Today, Sunday 19 October at 20:29 CET, a comet will pass close to the planet Mars. At the same time the Swedish instrument ASPERA-3 is on board the European satellite Mars Express orbiting Mars and ready to make measurements.
“No one has before made measurements when a comet passes so close by a planet,” says Associate Professor Mats Holmström at the Swedish Institute of Space Physics in Kiruna, Sweden.
The comet Siding Spring will pass by Mars at a distance of only 140,000 km, about a third of the distance from the Earth to the Moon, by way of comparison. The outer parts of the comet’s thin atmosphere will collide at high speed (56 km/sec) with the atmosphere of Mars.
“We expect that gas and dust from the comet will impact on the Martian atmosphere, which will be temporarily heated and will expand,” says Mats Holmström. “We should be able to see that with our instrument.”

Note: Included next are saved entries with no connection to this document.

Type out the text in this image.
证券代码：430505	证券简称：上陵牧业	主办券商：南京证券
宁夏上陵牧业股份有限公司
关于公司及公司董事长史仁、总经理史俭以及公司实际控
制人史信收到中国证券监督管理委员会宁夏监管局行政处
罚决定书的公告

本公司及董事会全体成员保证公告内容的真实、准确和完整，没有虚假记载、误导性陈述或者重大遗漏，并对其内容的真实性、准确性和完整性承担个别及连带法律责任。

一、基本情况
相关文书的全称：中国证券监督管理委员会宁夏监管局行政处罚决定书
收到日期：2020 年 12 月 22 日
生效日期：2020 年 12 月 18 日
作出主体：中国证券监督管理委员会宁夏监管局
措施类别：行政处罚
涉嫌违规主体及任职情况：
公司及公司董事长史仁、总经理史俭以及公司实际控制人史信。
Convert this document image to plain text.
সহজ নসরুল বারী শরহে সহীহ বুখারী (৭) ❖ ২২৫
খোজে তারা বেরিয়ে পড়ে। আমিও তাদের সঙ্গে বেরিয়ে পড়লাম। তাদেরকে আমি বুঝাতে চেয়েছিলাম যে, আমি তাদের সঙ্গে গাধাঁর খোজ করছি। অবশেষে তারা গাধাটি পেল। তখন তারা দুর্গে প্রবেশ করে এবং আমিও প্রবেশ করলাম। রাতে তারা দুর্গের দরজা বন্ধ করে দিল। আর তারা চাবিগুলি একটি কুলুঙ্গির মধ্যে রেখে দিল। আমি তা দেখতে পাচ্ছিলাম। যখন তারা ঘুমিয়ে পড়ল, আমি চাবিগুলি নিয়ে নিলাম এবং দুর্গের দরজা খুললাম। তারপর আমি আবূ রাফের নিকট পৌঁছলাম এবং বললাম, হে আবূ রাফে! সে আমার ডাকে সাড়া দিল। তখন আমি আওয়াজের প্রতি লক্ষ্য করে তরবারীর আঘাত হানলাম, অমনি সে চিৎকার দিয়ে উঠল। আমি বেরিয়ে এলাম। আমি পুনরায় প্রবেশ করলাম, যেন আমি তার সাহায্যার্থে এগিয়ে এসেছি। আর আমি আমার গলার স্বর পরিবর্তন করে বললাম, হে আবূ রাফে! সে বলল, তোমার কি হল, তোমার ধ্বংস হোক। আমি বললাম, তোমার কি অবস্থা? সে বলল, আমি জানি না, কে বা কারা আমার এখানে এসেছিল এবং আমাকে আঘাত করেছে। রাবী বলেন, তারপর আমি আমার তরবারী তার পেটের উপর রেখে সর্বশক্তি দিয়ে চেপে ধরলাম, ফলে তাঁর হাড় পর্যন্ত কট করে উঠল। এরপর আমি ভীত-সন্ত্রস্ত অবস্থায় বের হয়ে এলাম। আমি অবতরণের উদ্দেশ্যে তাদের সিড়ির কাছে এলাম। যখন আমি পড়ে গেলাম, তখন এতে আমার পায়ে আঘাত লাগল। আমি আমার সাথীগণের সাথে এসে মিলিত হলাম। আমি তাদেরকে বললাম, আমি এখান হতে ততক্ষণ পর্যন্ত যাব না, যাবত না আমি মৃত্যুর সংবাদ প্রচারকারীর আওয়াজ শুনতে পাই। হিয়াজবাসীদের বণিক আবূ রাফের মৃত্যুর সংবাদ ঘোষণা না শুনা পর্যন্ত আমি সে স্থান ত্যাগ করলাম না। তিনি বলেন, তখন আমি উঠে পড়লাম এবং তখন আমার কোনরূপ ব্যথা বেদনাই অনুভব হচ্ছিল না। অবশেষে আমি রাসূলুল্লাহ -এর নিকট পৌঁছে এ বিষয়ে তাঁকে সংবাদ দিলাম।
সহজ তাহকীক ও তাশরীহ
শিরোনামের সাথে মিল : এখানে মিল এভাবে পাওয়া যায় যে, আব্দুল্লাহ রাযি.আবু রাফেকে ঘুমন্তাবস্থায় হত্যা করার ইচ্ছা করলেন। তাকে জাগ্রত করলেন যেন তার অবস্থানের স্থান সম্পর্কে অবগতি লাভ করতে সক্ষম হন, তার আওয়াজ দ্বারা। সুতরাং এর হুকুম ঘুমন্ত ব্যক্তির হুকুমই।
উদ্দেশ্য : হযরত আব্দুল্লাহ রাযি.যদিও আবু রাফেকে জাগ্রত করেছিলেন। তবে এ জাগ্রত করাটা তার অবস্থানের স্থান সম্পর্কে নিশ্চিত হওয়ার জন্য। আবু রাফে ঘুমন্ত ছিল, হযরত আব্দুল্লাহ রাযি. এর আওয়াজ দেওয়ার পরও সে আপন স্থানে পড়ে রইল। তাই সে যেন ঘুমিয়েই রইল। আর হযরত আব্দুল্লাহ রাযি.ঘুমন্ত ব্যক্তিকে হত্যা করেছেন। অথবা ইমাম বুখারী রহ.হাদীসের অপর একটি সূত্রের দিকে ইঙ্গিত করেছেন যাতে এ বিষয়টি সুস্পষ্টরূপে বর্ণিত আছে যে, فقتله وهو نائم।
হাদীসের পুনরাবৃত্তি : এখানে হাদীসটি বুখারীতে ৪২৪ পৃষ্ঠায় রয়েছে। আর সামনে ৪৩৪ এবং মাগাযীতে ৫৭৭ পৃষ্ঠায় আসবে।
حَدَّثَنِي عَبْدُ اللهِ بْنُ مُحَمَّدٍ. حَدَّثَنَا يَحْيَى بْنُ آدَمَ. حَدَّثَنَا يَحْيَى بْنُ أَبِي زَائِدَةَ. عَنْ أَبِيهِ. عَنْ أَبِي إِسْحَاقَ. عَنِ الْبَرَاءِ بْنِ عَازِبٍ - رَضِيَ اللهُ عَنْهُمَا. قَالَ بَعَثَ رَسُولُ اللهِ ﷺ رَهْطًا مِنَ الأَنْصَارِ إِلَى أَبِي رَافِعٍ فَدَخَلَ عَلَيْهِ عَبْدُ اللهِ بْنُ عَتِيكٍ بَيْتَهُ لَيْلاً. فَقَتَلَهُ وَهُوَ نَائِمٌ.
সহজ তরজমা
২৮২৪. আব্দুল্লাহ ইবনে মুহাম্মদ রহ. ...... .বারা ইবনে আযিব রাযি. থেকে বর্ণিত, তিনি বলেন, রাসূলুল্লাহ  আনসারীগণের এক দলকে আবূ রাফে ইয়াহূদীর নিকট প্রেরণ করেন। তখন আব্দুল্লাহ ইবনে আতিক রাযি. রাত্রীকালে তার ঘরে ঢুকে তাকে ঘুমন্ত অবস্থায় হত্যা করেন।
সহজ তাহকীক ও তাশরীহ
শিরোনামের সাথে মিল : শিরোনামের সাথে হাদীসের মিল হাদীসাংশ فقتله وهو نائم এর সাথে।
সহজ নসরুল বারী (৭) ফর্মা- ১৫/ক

The Swedish Institute of Space Physics (IRF) has Principal Investigator responsibility for the satellite instrument ASPERA-3 which is an international collaboration with participants from some 15 research groups from about 10 countries. ASPERA-3 on board the satellite, measures how charged particles from the sun, the so-called solar wind, influences the atmosphere of Mars. Mars Express was launched by the European Space Agency (ESA) and has been orbiting Mars since 2003.